🧠 Neuroscience
How psychedelics work in the brain
The Serotonin 5-HT2A Receptor
Classic psychedelics (psilocybin, LSD, DMT, mescaline) are all partial agonists at the serotonin 5-HT2A receptor. This receptor is densely expressed in the cortex, particularly in layer V pyramidal neurons. Blocking 5-HT2A with ketanserin abolishes the subjective effects of psilocybin, confirming this receptor as the primary mediator.
The Default Mode Network
One of the most robust findings in psychedelic neuroscience: classic psychedelics decrease activity and functional connectivity in the default mode network (DMN) — a set of brain regions active during self-referential thought, mind-wandering, and rumination. The magnitude of DMN disruption correlates with the intensity of ego dissolution. Robin Carhart-Harris has proposed that psychedelics work therapeutically by "relaxing" the precision weighting of top-down priors — the REBUS (Relaxed Beliefs Under Psychedelics) model.

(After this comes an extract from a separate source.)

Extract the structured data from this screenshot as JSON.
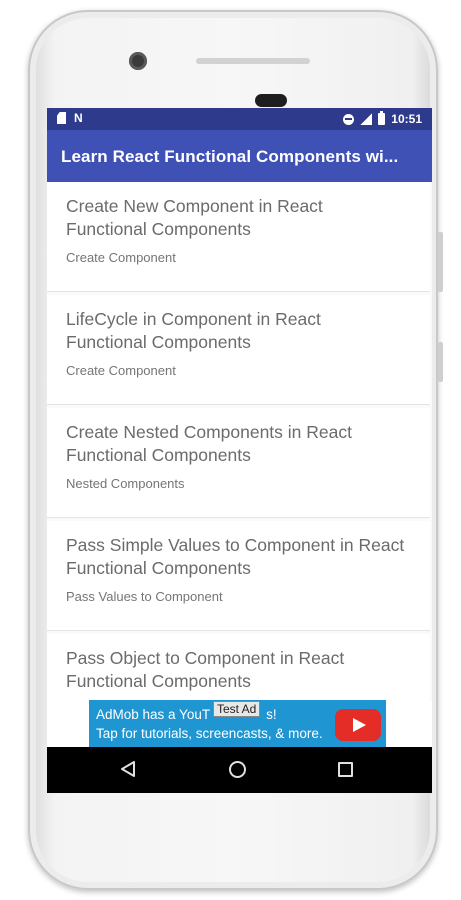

Increased Global Connectivity
While the DMN loses internal coherence, the brain as a whole becomes more interconnected. Regions that don't normally communicate begin to do so. This "entropic brain" state may underlie synesthesia, novel associations, and the sense of expanded awareness. Functional connectivity studies show the brain moves toward a more flexible, less modular configuration.
Neuroplasticity
Psychedelics promote structural neuroplasticity — increased dendritic spine density, synaptogenesis, and neurite growth. This has been demonstrated in vitro and in animal models. A single dose of psilocybin increases spine density in mouse frontal cortex for at least a month. This may explain lasting therapeutic effects from single or few-session interventions.
Ketamine: A Different Mechanism
Ketamine works on the glutamate system via NMDA receptor antagonism, not serotonin. Its rapid antidepressant effects appear to involve a burst of glutamate signaling, AMPA receptor activation, and downstream BDNF release and mTOR-dependent synaptogenesis. It's mechanistically distinct but converges on a shared theme: rapid plasticity.